In this jesting frame of mind the entire party strolled around to the inn’s main entrance. At the door they found Giuseppe waiting for them, his dark features wreathed in smiles.

“I wait for you here,” he announced, with an eloquent gesture of the hand. “So I know som’ my friendly young ladies from the college sing just for me. You come in. You are my com’ny. You say what you like. I give the best. Not since I come this country I hear the singing I like so much. The Lucia! Ah, that is the one I lov’!

“I tell you the little story while you stan’ here. Then you come in. When I come this country, I am the very poor boy. Come in the steerage. No much to eat. I fin’ work. Then the times hard, I lose work. All over New York I walk, but don’t fin’. I have no one cent. I am put from the bed I rent. I can no pay. For four days I have the nothing eat. I say, ‘It is over.’ I am this, that I will walk to the river in the night an’ be no more.

“It is the very warm night and I am tired. I walk an’ walk.” His face took on a shade of his by-gone hopelessness as he continued. “Soon I come the river, I think. Then I hear the music. It is in the next street jus’ I go turn into.
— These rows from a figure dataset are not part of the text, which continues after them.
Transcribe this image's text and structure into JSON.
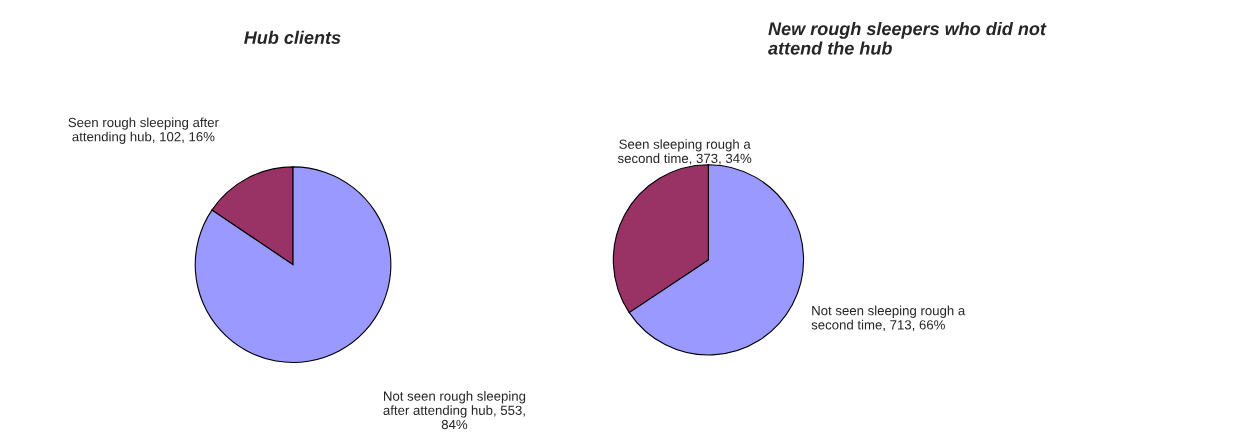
{
  "chart_data": [
    {
      "type": "pie",
      "title": "Hub clients",
      "categories": [
        "Seen rough sleeping after\nattending hub",
        "Not seen rough sleeping\nafter attending hub"
      ],
      "values": [
        102,
        553
      ],
      "colors": [
        "#993366",
        "#9999ff"
      ],
      "value_labels": [
        "102, 16%",
        "553,\n84%"
      ]
    },
    {
      "type": "pie",
      "title": "New rough sleepers who did not\nattend the hub",
      "categories": [
        "Seen sleeping rough a\nsecond time",
        "Not seen sleeping rough a\nsecond time"
      ],
      "values": [
        373,
        713
      ],
      "colors": [
        "#993366",
        "#9999ff"
      ],
      "value_labels": [
        "373, 34%",
        "713, 66%"
      ]
    }
  ]
}
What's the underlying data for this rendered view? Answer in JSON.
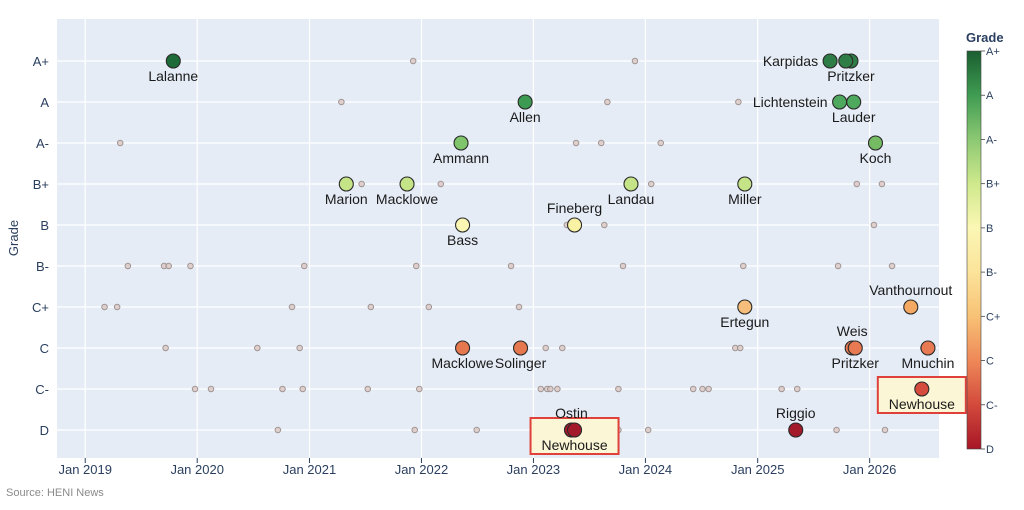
{
  "chart_data": {
    "type": "scatter",
    "source": "Source: HENI News",
    "ylabel": "Grade",
    "xlabel": "",
    "grades": [
      "D",
      "C-",
      "C",
      "C+",
      "B-",
      "B",
      "B+",
      "A-",
      "A",
      "A+"
    ],
    "x_ticks": [
      "Jan 2019",
      "Jan 2020",
      "Jan 2021",
      "Jan 2022",
      "Jan 2023",
      "Jan 2024",
      "Jan 2025",
      "Jan 2026"
    ],
    "x_tick_dates": [
      "2019-01-01",
      "2020-01-01",
      "2021-01-01",
      "2022-01-01",
      "2023-01-01",
      "2024-01-01",
      "2025-01-01",
      "2026-01-01"
    ],
    "xlim": [
      "2018-10-01",
      "2026-08-15"
    ],
    "grid": true,
    "colorbar": {
      "title": "Grade",
      "labels": [
        "A+",
        "A",
        "A-",
        "B+",
        "B",
        "B-",
        "C+",
        "C",
        "C-",
        "D"
      ],
      "colors": [
        "#1a5e30",
        "#3f9c52",
        "#8cc873",
        "#cfe98c",
        "#fbf7b4",
        "#fbe39a",
        "#f8c275",
        "#ee8858",
        "#d34a3c",
        "#a71626"
      ],
      "position": "right"
    },
    "highlighted": [
      {
        "label": "Lalanne",
        "date": "2019-10-15",
        "grade": "A+",
        "color": "#1d6b38",
        "label_pos": "below"
      },
      {
        "label": "Allen",
        "date": "2022-12-05",
        "grade": "A",
        "color": "#3c9a52",
        "label_pos": "below"
      },
      {
        "label": "Ammann",
        "date": "2022-05-10",
        "grade": "A-",
        "color": "#80c46c",
        "label_pos": "below"
      },
      {
        "label": "Marion",
        "date": "2021-05-01",
        "grade": "B+",
        "color": "#c4e487",
        "label_pos": "below"
      },
      {
        "label": "Macklowe",
        "date": "2021-11-15",
        "grade": "B+",
        "color": "#c4e487",
        "label_pos": "below"
      },
      {
        "label": "Bass",
        "date": "2022-05-15",
        "grade": "B",
        "color": "#fbf6b3",
        "label_pos": "below"
      },
      {
        "label": "Fineberg",
        "date": "2023-05-15",
        "grade": "B",
        "color": "#f9f2a4",
        "label_pos": "above"
      },
      {
        "label": "Landau",
        "date": "2023-11-15",
        "grade": "B+",
        "color": "#c4e487",
        "label_pos": "below"
      },
      {
        "label": "Miller",
        "date": "2024-11-20",
        "grade": "B+",
        "color": "#c4e487",
        "label_pos": "below"
      },
      {
        "label": "Macklowe",
        "date": "2022-05-15",
        "grade": "C",
        "color": "#e6784f",
        "label_pos": "below"
      },
      {
        "label": "Solinger",
        "date": "2022-11-20",
        "grade": "C",
        "color": "#e6784f",
        "label_pos": "below"
      },
      {
        "label": "Ostin",
        "date": "2023-05-05",
        "grade": "D",
        "color": "#a31a2a",
        "label_pos": "above"
      },
      {
        "label": "Newhouse",
        "date": "2023-05-15",
        "grade": "D",
        "color": "#a31a2a",
        "label_pos": "below",
        "boxed": true
      },
      {
        "label": "Ertegun",
        "date": "2024-11-20",
        "grade": "C+",
        "color": "#f7be7b",
        "label_pos": "below"
      },
      {
        "label": "Riggio",
        "date": "2025-05-05",
        "grade": "D",
        "color": "#a31a2a",
        "label_pos": "above"
      },
      {
        "label": "Karpidas",
        "date": "2025-08-25",
        "grade": "A+",
        "color": "#2f7d46",
        "label_pos": "left"
      },
      {
        "label": "Pritzker",
        "date": "2025-11-01",
        "grade": "A+",
        "color": "#2f7d46",
        "label_pos": "below"
      },
      {
        "label": "",
        "date": "2025-10-15",
        "grade": "A+",
        "color": "#2f7d46"
      },
      {
        "label": "Lichtenstein",
        "date": "2025-09-25",
        "grade": "A",
        "color": "#4ea85e",
        "label_pos": "left"
      },
      {
        "label": "Lauder",
        "date": "2025-11-10",
        "grade": "A",
        "color": "#4ea85e",
        "label_pos": "below"
      },
      {
        "label": "Koch",
        "date": "2026-01-20",
        "grade": "A-",
        "color": "#75bb64",
        "label_pos": "below"
      },
      {
        "label": "Vanthournout",
        "date": "2026-05-15",
        "grade": "C+",
        "color": "#f4a862",
        "label_pos": "above"
      },
      {
        "label": "Weis",
        "date": "2025-11-05",
        "grade": "C",
        "color": "#e77a52",
        "label_pos": "above"
      },
      {
        "label": "Pritzker",
        "date": "2025-11-15",
        "grade": "C",
        "color": "#e77a52",
        "label_pos": "below"
      },
      {
        "label": "Mnuchin",
        "date": "2026-07-10",
        "grade": "C",
        "color": "#e77a52",
        "label_pos": "below"
      },
      {
        "label": "Newhouse",
        "date": "2026-06-20",
        "grade": "C-",
        "color": "#d54b3c",
        "label_pos": "below",
        "boxed": true
      }
    ],
    "background_points": [
      [
        "2021-12-05",
        "A+"
      ],
      [
        "2023-11-28",
        "A+"
      ],
      [
        "2021-04-15",
        "A"
      ],
      [
        "2023-08-30",
        "A"
      ],
      [
        "2024-10-30",
        "A"
      ],
      [
        "2019-04-25",
        "A-"
      ],
      [
        "2022-05-05",
        "A-"
      ],
      [
        "2023-05-20",
        "A-"
      ],
      [
        "2023-08-10",
        "A-"
      ],
      [
        "2024-02-20",
        "A-"
      ],
      [
        "2021-06-20",
        "B+"
      ],
      [
        "2022-03-05",
        "B+"
      ],
      [
        "2024-01-20",
        "B+"
      ],
      [
        "2025-11-20",
        "B+"
      ],
      [
        "2026-02-10",
        "B+"
      ],
      [
        "2023-04-20",
        "B"
      ],
      [
        "2023-08-20",
        "B"
      ],
      [
        "2026-01-15",
        "B"
      ],
      [
        "2019-05-20",
        "B-"
      ],
      [
        "2019-09-15",
        "B-"
      ],
      [
        "2019-09-30",
        "B-"
      ],
      [
        "2019-12-10",
        "B-"
      ],
      [
        "2020-12-15",
        "B-"
      ],
      [
        "2021-12-15",
        "B-"
      ],
      [
        "2022-10-20",
        "B-"
      ],
      [
        "2023-10-20",
        "B-"
      ],
      [
        "2024-11-15",
        "B-"
      ],
      [
        "2025-09-20",
        "B-"
      ],
      [
        "2026-03-15",
        "B-"
      ],
      [
        "2019-03-05",
        "C+"
      ],
      [
        "2019-04-15",
        "C+"
      ],
      [
        "2020-11-05",
        "C+"
      ],
      [
        "2021-07-20",
        "C+"
      ],
      [
        "2022-01-25",
        "C+"
      ],
      [
        "2022-11-15",
        "C+"
      ],
      [
        "2019-09-20",
        "C"
      ],
      [
        "2020-07-15",
        "C"
      ],
      [
        "2020-11-30",
        "C"
      ],
      [
        "2023-02-10",
        "C"
      ],
      [
        "2023-04-05",
        "C"
      ],
      [
        "2024-10-20",
        "C"
      ],
      [
        "2024-11-05",
        "C"
      ],
      [
        "2026-06-25",
        "C"
      ],
      [
        "2019-12-25",
        "C-"
      ],
      [
        "2020-02-15",
        "C-"
      ],
      [
        "2020-10-05",
        "C-"
      ],
      [
        "2020-12-10",
        "C-"
      ],
      [
        "2021-07-10",
        "C-"
      ],
      [
        "2021-12-25",
        "C-"
      ],
      [
        "2023-01-25",
        "C-"
      ],
      [
        "2023-02-15",
        "C-"
      ],
      [
        "2023-02-25",
        "C-"
      ],
      [
        "2023-03-20",
        "C-"
      ],
      [
        "2023-10-05",
        "C-"
      ],
      [
        "2024-06-05",
        "C-"
      ],
      [
        "2024-07-05",
        "C-"
      ],
      [
        "2024-07-25",
        "C-"
      ],
      [
        "2025-03-20",
        "C-"
      ],
      [
        "2025-05-10",
        "C-"
      ],
      [
        "2020-09-20",
        "D"
      ],
      [
        "2021-12-10",
        "D"
      ],
      [
        "2022-06-30",
        "D"
      ],
      [
        "2023-01-15",
        "D"
      ],
      [
        "2023-10-05",
        "D"
      ],
      [
        "2024-01-10",
        "D"
      ],
      [
        "2025-09-15",
        "D"
      ],
      [
        "2026-02-20",
        "D"
      ]
    ]
  }
}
It is the harp an’ violin. Two my countrymen play the Lucia. I am so sad. I sit on a step an’ cry. Pretty soon one these ask the money gif’ for the music. He touch me on shoulder, say very kind in Italian, ‘Che c’è mai?’ That mean, ‘What the matter?’ He see I am the Italiano. We look each other. Both cry, then embrac’. He is my oldes’ brother. He come here long before me. My mother an’ I, we don’t hear five years. Then my mother die. Two my brothers work in the vigna for the rich vignaiuolo in my country. My father is dead long time. So I come here.

“My brother give me the eat, the clothes, the place sleep. He have good room. He work in the day for rich Italian importer. Sometimes he go out play at night for help his friend who play the harp. He is the old man an’ don’t work all the time. So it is I lov’ the Lucia. They don’t play that, mebbe I don’t sit on that step. Then never fin’ my brother. An’ you have please me more than for many years you play the Lucia for me this night.”